ドル/円の円安勢いは一服

 3月28日に125円台を付けたドル/円は、一日に3円も動いた円安のスピードが速すぎた警戒感やプライス達成感、ポジション調整や利食いの売りなどによって、ドル/円はその日のうちに123円台前半まで急落しました。

 また、125円にはかなりのノックアウトオプションがあった模様で、それを狙った円売り仕掛けも相当出たとの話を聞いています。ノックアウトオプションとは、125円が期限までに付かない限り(ノックアウトされない限り)、かなり下の円高水準で期限にドルを買うことができる権利(オプション)のことです。

 ノックアウトされるとその権利を失うことになります。ノックアウトによって買う権利を失った実需筋は、今後、下値を支える要因になりそうです。

 その後、岸田文雄首相と黒田東彦日本銀行総裁との会談が報じられた30日には121.30円近辺まで売られましたが、121円台は買い意欲が強かったことから、121円が当面の下値メドとなりそうです。

 ドル/円は現在、122円台、123円台で動いており、3月終盤のような円安の勢いは一服したようです。
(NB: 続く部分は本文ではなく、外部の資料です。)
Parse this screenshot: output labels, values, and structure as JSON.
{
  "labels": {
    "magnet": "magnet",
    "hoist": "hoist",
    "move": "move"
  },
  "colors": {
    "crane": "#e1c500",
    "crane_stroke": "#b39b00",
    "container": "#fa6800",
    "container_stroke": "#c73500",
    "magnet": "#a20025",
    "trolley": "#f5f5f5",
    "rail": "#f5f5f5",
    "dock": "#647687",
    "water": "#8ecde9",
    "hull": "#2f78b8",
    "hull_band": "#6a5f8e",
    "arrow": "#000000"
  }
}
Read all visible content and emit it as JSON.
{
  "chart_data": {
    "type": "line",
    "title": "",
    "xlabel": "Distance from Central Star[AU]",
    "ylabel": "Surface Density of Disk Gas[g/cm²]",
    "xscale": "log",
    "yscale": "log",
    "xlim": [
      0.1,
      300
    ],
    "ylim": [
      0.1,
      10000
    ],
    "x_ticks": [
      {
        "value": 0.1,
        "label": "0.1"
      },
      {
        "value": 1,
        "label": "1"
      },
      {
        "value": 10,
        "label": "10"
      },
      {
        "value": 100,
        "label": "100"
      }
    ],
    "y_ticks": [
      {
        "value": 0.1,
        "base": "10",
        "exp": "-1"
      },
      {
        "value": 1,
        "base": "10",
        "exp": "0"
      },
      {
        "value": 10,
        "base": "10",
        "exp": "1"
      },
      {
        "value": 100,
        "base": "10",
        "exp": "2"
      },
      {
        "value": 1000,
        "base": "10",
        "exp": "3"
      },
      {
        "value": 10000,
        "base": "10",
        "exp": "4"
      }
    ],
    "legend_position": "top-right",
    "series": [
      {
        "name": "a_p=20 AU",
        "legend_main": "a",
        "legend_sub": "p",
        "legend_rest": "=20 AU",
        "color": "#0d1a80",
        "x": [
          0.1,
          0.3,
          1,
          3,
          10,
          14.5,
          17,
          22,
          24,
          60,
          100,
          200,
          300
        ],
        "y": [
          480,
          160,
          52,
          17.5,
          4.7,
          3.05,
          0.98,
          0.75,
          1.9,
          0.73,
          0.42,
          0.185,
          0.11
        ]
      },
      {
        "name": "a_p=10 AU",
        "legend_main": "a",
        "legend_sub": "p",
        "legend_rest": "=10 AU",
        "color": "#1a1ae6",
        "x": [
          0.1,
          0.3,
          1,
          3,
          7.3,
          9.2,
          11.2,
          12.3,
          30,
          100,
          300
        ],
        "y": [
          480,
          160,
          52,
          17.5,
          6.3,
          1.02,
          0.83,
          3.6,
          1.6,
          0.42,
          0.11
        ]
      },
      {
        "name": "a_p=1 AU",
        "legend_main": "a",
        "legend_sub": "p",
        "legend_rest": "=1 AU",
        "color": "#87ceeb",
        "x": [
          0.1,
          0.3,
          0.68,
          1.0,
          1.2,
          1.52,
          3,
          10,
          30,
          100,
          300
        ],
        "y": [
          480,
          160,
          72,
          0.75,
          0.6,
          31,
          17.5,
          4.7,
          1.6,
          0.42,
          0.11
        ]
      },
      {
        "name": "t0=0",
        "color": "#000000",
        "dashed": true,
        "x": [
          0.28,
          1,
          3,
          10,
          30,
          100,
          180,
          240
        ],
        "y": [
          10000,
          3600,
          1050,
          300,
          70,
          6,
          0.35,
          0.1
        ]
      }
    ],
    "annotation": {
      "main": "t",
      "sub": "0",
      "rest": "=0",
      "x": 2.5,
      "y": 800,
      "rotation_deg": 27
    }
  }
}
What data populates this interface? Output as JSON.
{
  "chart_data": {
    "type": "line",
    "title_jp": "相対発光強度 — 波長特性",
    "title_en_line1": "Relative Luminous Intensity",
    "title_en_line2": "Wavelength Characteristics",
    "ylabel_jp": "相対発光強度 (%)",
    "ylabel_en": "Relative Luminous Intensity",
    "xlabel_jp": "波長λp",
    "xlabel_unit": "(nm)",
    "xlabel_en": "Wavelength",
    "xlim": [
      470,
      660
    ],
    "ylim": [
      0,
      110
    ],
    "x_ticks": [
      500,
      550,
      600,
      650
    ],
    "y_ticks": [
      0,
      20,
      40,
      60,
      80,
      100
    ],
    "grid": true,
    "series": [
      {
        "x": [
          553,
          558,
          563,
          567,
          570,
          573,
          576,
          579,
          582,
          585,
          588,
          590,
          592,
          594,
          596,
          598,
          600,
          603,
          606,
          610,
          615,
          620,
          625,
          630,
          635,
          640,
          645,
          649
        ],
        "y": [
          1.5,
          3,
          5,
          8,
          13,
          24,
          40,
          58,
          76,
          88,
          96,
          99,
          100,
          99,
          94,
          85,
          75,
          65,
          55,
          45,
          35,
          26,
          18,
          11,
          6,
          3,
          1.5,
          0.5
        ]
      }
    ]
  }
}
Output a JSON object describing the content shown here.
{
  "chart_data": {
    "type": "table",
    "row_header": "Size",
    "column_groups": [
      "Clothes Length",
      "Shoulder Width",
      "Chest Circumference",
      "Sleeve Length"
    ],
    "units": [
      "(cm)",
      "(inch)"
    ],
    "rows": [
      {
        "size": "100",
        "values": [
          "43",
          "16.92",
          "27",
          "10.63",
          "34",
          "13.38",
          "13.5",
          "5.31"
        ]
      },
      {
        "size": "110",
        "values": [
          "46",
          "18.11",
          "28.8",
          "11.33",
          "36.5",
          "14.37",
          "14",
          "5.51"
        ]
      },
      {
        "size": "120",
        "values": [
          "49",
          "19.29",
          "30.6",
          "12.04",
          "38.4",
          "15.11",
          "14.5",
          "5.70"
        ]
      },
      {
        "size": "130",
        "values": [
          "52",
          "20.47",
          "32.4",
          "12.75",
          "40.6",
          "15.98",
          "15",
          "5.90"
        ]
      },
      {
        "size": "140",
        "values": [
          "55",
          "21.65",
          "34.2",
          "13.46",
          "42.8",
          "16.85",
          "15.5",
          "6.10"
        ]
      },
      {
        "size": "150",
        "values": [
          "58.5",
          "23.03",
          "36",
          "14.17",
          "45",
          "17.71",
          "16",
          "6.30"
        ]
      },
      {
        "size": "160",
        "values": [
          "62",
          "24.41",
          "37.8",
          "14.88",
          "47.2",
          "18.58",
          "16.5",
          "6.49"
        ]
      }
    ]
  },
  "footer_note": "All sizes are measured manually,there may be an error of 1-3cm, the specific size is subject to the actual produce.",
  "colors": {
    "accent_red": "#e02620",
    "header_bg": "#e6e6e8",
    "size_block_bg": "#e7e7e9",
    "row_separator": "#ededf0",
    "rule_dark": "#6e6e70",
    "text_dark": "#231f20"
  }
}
125円で当面の高値をみたようですが、次回5月3~4日のFOMC(米連邦公開市場委員会)にかけて0.5%の利上げや量的緩和縮小への思惑が交錯し、再び125円を目指す可能性は残っています。

 ただ、FRB(米連邦準備制度理事会)の0.5%の利上げや、日銀の指値オペによって日米金融政策の違いはかなり織り込まれたことから、125円をブレイクして130円に向かうためには、FRBが5月、6月、7月と0.5%の連続利上げをして夏場には2%までもっていくなどの一段の円安推進力が必要かもしれません。

 一方で、4月はウクライナ侵攻や対露制裁による影響が数字として発表されてくることにも注目です。ウクライナ侵攻による欧州や世界経済への影響、穀物や資源高への影響度合いの大きさによっては欧米の金融政策にも影響が出ることも予想されます。